Big Oil Expects Big Profits as Earnings Season Looms

ByABC News
April 10, 2006, 4:55 PM

April 11, 2006 — -- Four times a year, publicly traded companies are required to tell investors how things are going. It's known as earnings season, a great time to dig into the health of corporate America -- and it's upon us.

During the next five weeks, nearly every company in the broader S&P 500 tell Wall Street how much they sold in the January to March time period, and how much of those sales translated into profits during the quarter.

"I expect the story to be one of very good earnings," said Michael Thompson, director of research at Thomson Financial. "Things really get underway next week (week of April 17), but all signs now are pointing to a first quarter that is better than the historical average of 7 percent earnings growth."

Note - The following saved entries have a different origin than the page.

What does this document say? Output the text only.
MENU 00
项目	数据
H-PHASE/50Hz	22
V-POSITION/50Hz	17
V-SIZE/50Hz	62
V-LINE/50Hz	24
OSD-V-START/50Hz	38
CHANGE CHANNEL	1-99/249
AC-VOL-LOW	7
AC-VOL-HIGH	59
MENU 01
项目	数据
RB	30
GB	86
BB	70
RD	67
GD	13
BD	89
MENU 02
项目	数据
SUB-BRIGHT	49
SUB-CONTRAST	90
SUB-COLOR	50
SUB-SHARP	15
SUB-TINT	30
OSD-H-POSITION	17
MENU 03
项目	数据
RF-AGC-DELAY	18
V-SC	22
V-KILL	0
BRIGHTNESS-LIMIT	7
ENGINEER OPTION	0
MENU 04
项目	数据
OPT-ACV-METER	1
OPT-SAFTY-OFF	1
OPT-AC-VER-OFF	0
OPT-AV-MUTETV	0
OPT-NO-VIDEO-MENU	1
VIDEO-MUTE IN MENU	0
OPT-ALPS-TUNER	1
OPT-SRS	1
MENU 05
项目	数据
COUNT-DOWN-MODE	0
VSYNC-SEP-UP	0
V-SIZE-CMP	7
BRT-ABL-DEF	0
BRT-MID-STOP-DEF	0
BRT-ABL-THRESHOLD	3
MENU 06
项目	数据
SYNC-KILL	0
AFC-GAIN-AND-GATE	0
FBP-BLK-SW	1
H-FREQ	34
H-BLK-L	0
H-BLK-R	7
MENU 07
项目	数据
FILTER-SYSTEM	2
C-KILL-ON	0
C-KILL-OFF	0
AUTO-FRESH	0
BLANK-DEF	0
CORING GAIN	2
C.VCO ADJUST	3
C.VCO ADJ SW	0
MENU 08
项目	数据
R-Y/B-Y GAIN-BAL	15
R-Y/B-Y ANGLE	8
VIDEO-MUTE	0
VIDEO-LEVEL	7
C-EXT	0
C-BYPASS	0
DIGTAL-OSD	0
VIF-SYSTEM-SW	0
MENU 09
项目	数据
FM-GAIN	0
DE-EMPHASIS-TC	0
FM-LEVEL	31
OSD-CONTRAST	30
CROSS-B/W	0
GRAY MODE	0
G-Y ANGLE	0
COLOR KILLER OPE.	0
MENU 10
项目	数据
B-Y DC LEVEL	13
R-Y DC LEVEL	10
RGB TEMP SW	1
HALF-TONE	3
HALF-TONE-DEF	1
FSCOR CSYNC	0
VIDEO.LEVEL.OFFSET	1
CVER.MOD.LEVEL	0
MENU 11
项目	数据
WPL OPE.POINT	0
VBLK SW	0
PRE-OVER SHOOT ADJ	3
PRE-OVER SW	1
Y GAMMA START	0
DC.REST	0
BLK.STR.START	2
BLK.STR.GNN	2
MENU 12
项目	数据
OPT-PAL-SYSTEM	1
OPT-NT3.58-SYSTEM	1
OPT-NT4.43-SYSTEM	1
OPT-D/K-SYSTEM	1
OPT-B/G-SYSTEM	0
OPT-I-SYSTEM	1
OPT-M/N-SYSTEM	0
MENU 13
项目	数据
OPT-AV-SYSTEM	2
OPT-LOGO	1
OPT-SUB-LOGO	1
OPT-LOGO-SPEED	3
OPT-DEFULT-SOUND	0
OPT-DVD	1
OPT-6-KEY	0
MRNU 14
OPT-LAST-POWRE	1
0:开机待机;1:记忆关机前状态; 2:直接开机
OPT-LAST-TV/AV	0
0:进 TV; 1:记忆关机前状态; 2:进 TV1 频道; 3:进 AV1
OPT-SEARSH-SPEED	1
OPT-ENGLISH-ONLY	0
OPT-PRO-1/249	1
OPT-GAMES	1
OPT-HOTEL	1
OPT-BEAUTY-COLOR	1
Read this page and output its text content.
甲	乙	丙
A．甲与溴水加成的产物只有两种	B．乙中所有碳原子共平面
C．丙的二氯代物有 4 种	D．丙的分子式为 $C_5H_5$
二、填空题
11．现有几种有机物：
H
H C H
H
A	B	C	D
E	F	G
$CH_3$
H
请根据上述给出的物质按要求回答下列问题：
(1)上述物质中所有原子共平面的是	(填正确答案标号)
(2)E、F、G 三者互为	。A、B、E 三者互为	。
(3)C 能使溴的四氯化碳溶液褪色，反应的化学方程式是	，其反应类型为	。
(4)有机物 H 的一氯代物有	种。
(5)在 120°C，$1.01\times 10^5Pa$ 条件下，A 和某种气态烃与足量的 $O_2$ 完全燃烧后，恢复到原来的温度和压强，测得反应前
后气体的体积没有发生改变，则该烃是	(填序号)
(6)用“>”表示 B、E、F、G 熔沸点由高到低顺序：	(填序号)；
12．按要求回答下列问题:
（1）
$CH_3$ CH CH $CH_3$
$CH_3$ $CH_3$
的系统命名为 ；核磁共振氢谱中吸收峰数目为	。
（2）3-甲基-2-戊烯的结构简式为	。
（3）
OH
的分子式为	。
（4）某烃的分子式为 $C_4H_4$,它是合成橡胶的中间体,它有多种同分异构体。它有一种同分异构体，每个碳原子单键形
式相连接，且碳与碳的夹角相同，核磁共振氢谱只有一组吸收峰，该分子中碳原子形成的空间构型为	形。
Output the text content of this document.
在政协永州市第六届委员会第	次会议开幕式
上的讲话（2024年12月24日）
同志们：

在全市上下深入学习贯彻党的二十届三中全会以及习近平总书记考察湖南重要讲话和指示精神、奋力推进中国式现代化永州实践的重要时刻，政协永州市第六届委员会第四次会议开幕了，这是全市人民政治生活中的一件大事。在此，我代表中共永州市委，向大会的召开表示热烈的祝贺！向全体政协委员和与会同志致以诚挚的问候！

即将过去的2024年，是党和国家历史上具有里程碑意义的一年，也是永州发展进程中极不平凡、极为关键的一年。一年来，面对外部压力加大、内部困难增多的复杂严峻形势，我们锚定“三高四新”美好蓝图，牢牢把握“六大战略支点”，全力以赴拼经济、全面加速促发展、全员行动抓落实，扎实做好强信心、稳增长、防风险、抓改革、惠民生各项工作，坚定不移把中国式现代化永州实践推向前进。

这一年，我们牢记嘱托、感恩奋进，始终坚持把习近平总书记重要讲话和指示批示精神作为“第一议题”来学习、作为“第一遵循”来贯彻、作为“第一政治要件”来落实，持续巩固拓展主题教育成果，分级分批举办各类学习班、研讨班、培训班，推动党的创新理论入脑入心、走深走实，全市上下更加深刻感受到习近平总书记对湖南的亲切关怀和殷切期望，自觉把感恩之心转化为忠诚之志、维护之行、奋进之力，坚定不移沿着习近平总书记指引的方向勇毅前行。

Thomson Financial, a firm which tracks analyst expectations for corporate profits, reports that as of Monday, experts were expecting a 10.4 percent increase in earnings for the first three months of 2006.

The biggest chunk of that growth will come from the energy sector, where companies like ExxonMobil and Chevron are expected to push three-month results up by more than 40 percent, according to the latest analyst estimates.

"If you took out energy stocks, results would be much different," said Thompson. "They'd settle around 6.5 percent growth."

If things shake out as expected, the first quarter of 2006 will mark the 11th straight quarter of double-digit profit growth. That is a result that has only been bettered once before -- the bull market of the early Clinton years (Q4 '92 to Q4 '95).

Even with the overall positive picture, there is a dark spot on Wall Street.

Thomson's numbers indicate that the materials sector -- which includes companies like U.S. Steel, DuPont and Dow Chemical -- is likely to see profits shrink by 4 percent. This sector is feeling the brunt of price increases for "feedstocks" that fuel their massive factories. Prices for iron ore, natural gas and aluminum have risen significantly in the past year, forcing their profit margins into the red.